You may feel at this point that you should have it all figured out, that you should know exactly where every plant should go — to drop the metaphor for a moment, to know exactly how that life of distinction that Smith has promised you should unfold — but you haven’t even gotten around to ordering the seed catalogue.

But let’s think for a moment about gardens. They have a cyclical, not a linear rhythm. They’re made up of annuals and perennials. They’re subject to the weather — changes you can’t anticipate or control (just as I have no direct line to the weather gods this weekend). And you can always change them.

Even though I’m a student of the novel, I’ve often thought that the linear narrative of the conventional novel, so deeply engrained in our sensibility, can create false hopes and expectations for our own lives. Mary Catherine Bateson’s book,Composing a Life, speaks eloquently of these false paradigms. She argues that in telling life stories — both our own life story and those of others — we have over-focused on the idea of life as a quest, a journey toward a single goal, rather than on the fluid, the protean, the improvisatory.

Many years ago now, I had an experience teaching a seminar on Jane Austen that has become symbolic to me of the mistake of thinking your life will unfold like a novel. I was talking to the class about the design of Jane Austen’s plots, specifically about the way in which they must offer multiple possibilities for the heroine’s fortune, creating the illusion of freedom. These possibilities make the marriage that ends the novel seem the inevitable and perfect resolution whose design, in retrospect, seems implicit from the beginning. Despite the false suitors along the way — the Mr. Collins, the Mr. Eltons, the Willoughbys and the Wickhams — Elizabeth will always marry Darcy and Emma, Mr. Knightly. A young woman in the front row eagerly raised her hand. “I know just what you mean,” she said. “If I knew who I was going to marry, everything in my life would be clear.” It’s easy to laugh at her naiveté, but embedded in it is an assumption about the design of life’s narratives that reinforces Bateson’s point: that our lives will not have a simple story line leading inevitably to a single event but are instead a complex, multiform set of stories that will encompass many experiences and discoveries. Or, to return to the metaphor with which I started, you will cultivate many gardens, and each year will hold new possibilities.

So, as you look for your first job, don’t worry that it has to define your course in life. Most women that I know in their thirties and forties have taken a while to figure out what suits and fulfills them best. You don’t need to be afraid that by taking a step in one direction, you’re cutting off options, wasting time or making a mistake. As Lewis Carroll wrote, “If you don’t know where you’re going, any road will take you there.”

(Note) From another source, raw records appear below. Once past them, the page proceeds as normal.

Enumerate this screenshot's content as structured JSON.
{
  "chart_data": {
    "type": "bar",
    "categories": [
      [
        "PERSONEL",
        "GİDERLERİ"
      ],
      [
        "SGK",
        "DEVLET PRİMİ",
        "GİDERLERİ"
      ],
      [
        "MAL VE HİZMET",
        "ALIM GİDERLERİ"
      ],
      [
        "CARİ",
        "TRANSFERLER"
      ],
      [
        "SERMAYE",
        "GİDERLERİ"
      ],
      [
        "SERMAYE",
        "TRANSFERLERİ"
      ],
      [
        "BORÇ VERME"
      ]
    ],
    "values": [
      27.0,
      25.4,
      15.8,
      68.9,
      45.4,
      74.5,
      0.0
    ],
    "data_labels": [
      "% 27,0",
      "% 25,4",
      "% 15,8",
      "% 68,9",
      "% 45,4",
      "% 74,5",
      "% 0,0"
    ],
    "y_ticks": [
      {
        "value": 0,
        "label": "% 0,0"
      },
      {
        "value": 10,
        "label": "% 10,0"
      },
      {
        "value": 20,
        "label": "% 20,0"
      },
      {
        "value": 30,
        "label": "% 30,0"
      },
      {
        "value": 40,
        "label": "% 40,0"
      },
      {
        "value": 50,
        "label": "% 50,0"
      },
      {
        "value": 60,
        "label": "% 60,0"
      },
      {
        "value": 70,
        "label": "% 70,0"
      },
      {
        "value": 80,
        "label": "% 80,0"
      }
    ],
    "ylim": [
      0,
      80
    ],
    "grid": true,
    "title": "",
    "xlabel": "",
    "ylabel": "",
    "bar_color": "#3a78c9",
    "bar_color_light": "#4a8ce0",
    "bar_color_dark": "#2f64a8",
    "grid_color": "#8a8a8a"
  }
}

In the same spirit, don’t be afraid to give up that first job if you discover it isn’t taking you in a direction that you like.

And if you have decided where to go — beginning graduate or professional school — understand it’s a new path. It will be different from undergraduate work, and it will be different from Smith.

In exploring possibilities, wherever they take you, make as much use as you can of networks. Seek out people to learn from, and remember what a great resource the Smith network can be.

And remember that the personal relationships in your life — your friends, your family, your partner, ultimately your children if you choose to have them — will be as important in providing fulfillment and meaning as your career. Give time to your relationships; don’t expect that they will grow without your attention and care.

I think I can trust that not many of you will leave this particular garden as Panglossian optimists; the world presses too hard upon us for that. But I also trust that the local can be the global, that the garden you grow can contribute to the world’s good.

As you leave to choose the first of many gardens that you will cultivate, I hope that this place — Smith — if not the original garden of paradise, is still one to which you will return, not just for reunions but in your mind and heart, finding seed corn in your experiences that you can use again and again.